Anyway, too often during an Arch update, there will be a conflict in the fonts, sometimes between already installed fonts and one intending to update itself through pacman. When this happens, the entire update of all packages can be scotched when pacman exits, or perhaps the user will be forced to deal with /etc/fonts/fonts.conf in some immediate way.
Arch uses fontconfig, so I sometimes solve these conflicts by deleting everything inside /etc/fonts/. Since /etc/fonts/font.conf is eliminated along with other files, any conflicts in /etc/fonts are eliminated and pacman can complete its update. However, after this nuclear method, fonts will be mangled. They cannot be repaired with a simple # fc-cache -vf. Even that action will spew errors that it can't find a /etc/fonts/font.conf file instead of running a subroutine that simply builds such a file. Programmers.

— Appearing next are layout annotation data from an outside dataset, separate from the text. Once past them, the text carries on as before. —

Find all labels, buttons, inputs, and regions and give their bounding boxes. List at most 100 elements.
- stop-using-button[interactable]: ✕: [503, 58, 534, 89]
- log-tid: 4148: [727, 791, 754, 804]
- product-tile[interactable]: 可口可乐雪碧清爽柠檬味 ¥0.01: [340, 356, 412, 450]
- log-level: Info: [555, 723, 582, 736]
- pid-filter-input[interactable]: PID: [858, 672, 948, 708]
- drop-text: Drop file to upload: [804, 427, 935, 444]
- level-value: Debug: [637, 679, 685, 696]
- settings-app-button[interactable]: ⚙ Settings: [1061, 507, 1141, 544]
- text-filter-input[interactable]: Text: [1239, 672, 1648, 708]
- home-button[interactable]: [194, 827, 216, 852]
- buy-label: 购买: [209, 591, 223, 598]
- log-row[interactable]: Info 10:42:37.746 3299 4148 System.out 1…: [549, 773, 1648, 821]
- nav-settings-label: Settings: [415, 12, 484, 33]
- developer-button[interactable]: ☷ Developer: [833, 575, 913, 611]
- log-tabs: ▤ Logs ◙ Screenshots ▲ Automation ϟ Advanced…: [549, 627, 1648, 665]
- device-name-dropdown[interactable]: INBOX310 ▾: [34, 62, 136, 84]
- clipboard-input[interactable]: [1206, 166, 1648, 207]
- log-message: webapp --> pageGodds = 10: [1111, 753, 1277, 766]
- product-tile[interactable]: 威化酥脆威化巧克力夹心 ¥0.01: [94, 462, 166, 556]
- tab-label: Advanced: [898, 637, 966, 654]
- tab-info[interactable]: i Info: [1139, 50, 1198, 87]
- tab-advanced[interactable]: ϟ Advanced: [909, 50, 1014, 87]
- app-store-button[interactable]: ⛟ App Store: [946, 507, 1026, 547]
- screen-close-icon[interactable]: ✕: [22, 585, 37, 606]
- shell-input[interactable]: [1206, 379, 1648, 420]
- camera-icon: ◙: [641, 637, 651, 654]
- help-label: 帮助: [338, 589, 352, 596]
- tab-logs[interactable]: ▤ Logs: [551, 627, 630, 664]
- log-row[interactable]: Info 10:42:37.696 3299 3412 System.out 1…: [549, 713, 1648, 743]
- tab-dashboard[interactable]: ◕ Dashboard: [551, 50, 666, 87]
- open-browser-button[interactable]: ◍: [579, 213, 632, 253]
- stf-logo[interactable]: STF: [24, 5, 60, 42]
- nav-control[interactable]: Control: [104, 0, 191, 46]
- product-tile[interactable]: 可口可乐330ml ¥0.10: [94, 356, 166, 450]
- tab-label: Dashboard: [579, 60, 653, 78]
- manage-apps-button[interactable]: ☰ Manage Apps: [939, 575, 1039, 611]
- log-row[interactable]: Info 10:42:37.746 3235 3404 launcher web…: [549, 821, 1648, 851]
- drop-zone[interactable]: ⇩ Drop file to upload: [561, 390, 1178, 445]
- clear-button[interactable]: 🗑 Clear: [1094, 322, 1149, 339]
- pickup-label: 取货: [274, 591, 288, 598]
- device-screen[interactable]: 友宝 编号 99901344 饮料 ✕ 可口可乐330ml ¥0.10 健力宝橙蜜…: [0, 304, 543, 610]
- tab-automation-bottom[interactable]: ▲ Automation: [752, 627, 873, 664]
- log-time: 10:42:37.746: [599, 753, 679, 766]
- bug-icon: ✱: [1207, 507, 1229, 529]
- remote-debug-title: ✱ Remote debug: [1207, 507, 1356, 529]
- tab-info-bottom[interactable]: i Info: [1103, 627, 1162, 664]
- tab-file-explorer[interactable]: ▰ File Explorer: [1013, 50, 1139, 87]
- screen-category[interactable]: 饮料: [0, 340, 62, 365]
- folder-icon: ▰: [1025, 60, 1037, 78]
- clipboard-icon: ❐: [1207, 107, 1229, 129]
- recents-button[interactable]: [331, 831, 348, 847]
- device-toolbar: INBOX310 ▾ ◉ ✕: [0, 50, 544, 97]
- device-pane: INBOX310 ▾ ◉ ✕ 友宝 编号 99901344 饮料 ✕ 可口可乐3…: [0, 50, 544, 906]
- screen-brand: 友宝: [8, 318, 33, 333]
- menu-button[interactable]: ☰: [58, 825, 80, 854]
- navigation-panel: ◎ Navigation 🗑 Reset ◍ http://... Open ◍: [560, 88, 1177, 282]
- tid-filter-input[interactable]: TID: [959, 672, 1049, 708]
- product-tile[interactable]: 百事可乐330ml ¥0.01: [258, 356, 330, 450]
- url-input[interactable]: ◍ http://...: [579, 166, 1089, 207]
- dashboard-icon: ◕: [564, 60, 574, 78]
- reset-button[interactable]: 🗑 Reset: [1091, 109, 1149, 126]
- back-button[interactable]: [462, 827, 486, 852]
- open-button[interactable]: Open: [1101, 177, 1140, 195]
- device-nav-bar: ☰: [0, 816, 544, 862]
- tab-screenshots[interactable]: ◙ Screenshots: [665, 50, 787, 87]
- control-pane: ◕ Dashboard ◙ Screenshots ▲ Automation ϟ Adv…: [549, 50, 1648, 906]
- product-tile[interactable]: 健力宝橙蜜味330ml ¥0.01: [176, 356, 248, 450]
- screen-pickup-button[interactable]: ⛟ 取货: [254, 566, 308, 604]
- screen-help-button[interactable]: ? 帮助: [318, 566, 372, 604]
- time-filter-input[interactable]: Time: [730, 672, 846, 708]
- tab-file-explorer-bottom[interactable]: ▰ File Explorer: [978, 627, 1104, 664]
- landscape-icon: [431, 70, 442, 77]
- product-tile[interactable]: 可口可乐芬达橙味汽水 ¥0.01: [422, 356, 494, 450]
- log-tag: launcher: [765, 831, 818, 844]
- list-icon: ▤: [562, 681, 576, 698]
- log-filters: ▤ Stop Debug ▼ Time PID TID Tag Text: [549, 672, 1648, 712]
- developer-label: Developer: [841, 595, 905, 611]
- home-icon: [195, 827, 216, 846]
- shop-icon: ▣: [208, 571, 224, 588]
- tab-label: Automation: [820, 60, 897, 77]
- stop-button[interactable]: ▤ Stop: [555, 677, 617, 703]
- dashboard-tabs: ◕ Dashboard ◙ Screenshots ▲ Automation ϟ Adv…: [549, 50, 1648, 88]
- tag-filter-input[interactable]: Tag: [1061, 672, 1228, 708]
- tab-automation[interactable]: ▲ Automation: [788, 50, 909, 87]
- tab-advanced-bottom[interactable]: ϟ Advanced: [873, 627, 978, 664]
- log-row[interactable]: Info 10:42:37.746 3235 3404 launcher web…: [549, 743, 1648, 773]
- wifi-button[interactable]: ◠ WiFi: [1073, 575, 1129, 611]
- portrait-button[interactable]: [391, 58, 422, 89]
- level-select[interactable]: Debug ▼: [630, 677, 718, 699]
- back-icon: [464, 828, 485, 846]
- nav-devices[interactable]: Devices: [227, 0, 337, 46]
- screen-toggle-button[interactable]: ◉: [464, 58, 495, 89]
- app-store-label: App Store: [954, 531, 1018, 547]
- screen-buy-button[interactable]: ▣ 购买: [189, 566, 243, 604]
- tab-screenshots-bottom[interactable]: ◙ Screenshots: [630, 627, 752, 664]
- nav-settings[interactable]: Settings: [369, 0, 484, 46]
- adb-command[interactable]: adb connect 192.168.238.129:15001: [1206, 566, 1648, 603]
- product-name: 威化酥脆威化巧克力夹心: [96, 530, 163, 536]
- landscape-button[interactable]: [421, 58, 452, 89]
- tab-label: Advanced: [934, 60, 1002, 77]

So, how to rebuild /etc/fonts/font.conf? Turns out there's a lot of information about how to edit /etc/fonts/font.conf , but no information about re-building it. The solution was only obtained via frustration after attempting various manually constructed versions of /etc/fonts/font.conf which failed:
# pacman -S fontconfigThat's right, the only thing that worked for me was to re-install the f**king package. Of course, I'm an idiot, but still. Also, be sure to explicitly update one's fonts after a pacman update, in case pacman left any hanging chads.
# fc-cache -fvAlternatively, when one runs into a font problem, a person can exit their update noting the name of the font that is causing the problem, and then rerun the update excluding that font until one has determined the conflict.